Program builds problem-solving skills

Participants design original solutions


Mia Raneri | With Permission

Senior Miles Raneri works on a diagram for his Design to Action project, which is a portable wind power generator. The D2A program began in 2018 and aims to help students develop the design skills they need to identify and develop a solution to a problem related to technology and sustainability.

By Henry Murray, Sports Editor

An independent study program is empowering students to identify a problem and work collaboratively and individually to develop solutions.

“Creating the Design to Action program was an effort to combine students’ passions and ideas for solutions with design thinking and entrepreneurialism in an effort to promote our students to affect change now,” computer science teacher Liam Carey, who leads the initiative, said.

Carey says he founded the program to intertwine real-world issues with his classes.

“I’ve been working for a long time on finding ways to move education forward by attempting to make it resemble the world outside the classroom,” Carey said. “This has come to mean making each student’s education more individualized, relevant, interesting, hands-on and cross-curricular.”

Students in the Design to Action program attend monthly cohort meetings while also having individual meetings with the program directors to check in on their progress on their projects.

“Being able to meet with all the students in the D2A program has helped my motivation to solve my individual challenge,” junior AP Pang said. “I get to see peers who have similar goals in creating change in the world.”

Pang, who participated in D2A during his sophomore year, is spending this school year researching mealworms and their effectiveness in breaking down styrofoam. He says he is in the process of addressing the issues of food deserts and their effects on low-income communities.

“Last year I was very interested in researching ways to promote sustainable food consumption when it comes to eliminating waste,” Pang said. “This year I have found another topic of research as I am curious in ways in which communities like ours can limit food waste.”

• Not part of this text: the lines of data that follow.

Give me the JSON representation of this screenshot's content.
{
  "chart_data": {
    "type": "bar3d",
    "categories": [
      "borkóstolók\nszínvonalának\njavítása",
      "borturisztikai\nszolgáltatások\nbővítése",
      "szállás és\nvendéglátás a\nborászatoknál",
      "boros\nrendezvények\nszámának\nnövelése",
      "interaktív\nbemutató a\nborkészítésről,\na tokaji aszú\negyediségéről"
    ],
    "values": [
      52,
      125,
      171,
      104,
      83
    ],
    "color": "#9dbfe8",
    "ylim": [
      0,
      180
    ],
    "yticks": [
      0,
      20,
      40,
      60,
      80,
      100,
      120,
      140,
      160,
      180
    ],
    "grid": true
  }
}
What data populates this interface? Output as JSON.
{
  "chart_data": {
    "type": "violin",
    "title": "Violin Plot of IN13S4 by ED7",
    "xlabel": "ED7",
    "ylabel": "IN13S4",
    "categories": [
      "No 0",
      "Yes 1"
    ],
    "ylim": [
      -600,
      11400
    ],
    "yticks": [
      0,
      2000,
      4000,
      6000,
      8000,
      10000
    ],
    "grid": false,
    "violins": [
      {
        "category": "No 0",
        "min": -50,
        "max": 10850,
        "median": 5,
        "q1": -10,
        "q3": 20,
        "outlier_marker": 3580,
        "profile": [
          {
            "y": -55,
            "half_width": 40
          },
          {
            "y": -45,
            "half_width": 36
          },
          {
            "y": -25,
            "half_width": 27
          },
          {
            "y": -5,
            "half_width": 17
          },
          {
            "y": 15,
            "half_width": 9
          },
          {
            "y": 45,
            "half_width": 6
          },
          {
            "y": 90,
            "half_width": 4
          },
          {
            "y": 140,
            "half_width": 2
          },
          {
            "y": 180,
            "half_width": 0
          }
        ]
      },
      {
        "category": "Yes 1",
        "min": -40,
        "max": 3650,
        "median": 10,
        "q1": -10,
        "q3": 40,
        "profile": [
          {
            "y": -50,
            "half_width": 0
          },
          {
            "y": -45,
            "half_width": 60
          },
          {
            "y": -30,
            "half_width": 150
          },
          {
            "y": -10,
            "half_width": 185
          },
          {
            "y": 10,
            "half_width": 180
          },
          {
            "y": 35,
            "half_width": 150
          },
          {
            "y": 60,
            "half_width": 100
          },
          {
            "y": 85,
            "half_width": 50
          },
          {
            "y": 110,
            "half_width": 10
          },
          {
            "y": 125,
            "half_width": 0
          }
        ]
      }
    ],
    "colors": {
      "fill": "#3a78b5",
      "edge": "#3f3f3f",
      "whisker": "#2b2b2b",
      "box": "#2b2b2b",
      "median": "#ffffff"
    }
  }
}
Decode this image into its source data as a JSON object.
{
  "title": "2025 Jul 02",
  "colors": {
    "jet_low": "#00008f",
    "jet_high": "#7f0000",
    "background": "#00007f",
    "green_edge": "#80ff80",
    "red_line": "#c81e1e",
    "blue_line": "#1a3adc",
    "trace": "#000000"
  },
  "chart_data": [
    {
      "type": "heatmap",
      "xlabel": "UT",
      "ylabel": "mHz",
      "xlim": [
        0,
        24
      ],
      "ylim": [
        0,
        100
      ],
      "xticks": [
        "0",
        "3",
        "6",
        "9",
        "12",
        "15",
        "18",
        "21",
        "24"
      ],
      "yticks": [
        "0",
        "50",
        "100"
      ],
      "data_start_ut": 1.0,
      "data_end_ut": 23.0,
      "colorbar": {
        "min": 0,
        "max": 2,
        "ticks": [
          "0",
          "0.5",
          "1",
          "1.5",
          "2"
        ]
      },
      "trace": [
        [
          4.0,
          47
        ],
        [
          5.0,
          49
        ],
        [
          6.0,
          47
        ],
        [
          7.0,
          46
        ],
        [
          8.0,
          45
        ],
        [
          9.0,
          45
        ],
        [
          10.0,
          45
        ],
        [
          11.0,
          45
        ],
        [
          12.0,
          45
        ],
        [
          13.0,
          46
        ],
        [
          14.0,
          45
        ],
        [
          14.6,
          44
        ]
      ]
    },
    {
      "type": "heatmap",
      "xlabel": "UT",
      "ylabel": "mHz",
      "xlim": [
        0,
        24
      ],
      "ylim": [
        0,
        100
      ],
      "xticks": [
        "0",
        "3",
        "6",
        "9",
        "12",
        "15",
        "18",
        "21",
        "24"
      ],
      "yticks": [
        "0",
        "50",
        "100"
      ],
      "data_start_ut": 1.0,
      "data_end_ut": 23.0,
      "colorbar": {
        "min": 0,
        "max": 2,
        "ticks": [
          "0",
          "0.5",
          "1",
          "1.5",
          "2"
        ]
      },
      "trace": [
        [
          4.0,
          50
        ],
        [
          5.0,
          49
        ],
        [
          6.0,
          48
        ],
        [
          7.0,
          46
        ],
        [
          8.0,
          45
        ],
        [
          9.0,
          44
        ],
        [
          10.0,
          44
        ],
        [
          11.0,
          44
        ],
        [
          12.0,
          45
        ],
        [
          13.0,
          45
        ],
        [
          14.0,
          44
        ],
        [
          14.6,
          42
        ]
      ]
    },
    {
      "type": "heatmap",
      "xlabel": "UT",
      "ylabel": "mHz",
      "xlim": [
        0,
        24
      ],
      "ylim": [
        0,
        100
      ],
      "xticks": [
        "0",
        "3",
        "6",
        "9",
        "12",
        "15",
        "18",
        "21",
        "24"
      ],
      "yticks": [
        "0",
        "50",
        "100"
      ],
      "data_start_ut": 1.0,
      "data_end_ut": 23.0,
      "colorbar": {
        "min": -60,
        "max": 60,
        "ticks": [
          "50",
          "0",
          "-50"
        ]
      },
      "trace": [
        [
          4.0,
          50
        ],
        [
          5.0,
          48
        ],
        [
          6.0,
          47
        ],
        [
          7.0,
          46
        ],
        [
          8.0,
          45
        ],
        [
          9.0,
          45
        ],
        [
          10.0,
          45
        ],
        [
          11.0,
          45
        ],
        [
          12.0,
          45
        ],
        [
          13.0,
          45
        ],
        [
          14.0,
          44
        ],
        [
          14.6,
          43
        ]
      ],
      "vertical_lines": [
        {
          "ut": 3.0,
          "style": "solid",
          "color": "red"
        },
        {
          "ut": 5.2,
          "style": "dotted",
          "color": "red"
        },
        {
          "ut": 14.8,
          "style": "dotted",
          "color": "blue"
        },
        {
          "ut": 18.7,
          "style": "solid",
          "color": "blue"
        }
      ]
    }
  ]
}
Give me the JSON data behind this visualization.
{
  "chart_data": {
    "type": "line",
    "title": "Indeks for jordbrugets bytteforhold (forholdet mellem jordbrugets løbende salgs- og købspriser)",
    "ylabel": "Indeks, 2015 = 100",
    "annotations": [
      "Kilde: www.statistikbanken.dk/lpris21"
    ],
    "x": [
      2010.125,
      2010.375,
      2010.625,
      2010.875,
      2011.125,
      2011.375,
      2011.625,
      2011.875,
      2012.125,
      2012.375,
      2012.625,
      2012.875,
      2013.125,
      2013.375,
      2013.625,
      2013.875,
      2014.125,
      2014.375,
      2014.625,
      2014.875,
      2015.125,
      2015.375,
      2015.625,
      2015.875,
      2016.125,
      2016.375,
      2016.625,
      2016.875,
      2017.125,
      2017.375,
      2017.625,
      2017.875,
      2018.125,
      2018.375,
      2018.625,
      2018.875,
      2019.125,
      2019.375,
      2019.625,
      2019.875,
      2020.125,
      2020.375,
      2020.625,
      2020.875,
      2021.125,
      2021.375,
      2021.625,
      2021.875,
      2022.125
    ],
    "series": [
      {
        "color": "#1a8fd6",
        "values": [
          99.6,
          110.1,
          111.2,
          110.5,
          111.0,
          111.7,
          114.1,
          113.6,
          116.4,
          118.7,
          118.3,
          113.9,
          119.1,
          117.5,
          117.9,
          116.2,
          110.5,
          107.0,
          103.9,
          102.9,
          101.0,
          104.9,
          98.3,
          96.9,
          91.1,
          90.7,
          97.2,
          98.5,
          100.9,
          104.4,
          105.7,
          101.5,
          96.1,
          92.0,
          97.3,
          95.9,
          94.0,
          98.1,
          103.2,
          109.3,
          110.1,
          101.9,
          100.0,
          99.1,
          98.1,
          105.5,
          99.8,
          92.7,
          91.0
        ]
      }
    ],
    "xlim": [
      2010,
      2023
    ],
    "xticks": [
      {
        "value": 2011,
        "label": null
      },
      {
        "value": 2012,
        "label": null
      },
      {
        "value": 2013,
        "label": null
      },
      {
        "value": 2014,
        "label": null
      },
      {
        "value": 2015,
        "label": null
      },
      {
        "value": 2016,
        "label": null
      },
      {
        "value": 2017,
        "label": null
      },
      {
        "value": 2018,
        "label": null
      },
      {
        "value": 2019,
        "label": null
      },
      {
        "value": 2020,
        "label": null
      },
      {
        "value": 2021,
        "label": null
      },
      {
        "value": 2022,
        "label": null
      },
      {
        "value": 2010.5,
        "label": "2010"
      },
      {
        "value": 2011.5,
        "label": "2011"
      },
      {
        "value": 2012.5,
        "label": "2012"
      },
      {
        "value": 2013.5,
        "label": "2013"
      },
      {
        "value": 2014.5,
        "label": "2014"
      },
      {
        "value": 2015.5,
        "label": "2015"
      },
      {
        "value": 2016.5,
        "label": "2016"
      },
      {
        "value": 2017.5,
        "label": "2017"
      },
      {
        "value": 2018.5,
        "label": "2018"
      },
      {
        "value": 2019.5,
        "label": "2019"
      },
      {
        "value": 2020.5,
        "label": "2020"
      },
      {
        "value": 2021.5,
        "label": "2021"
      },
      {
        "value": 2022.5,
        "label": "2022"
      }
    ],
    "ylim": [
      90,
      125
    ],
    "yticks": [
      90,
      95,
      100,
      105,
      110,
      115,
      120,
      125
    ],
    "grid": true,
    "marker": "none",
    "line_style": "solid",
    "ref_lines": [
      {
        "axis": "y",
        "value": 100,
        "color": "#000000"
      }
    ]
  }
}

Participants say the program helps them to begin pursuing their career interests while still in high school.

“I have been designing and building things my whole life,” senior Miles Raneri said, “and this program has given me the opportunity to build some of the skills I would need to make this interest into a career.”

Raneri says he is using his interest in sailing to develop a portable means of producing electricity through wind power.

“My project is a wind-powered solution that’s both ultra-portable and cost-effective,” Raneri said. “It can be sent to disaster zones and places without access to electricity.”

Design to Action leaders say that implementing ideas of resolving global challenges will help build a well-rounded curriculum for all students.

“I believe strongly that education is the potential first step to addressing the countless issues our nation is facing,” Carey said. “Ignorance and complicitness are the key culprits in these areas, and our youth have the right to a modern, effective education that consistently weaves these issues into the curriculum.”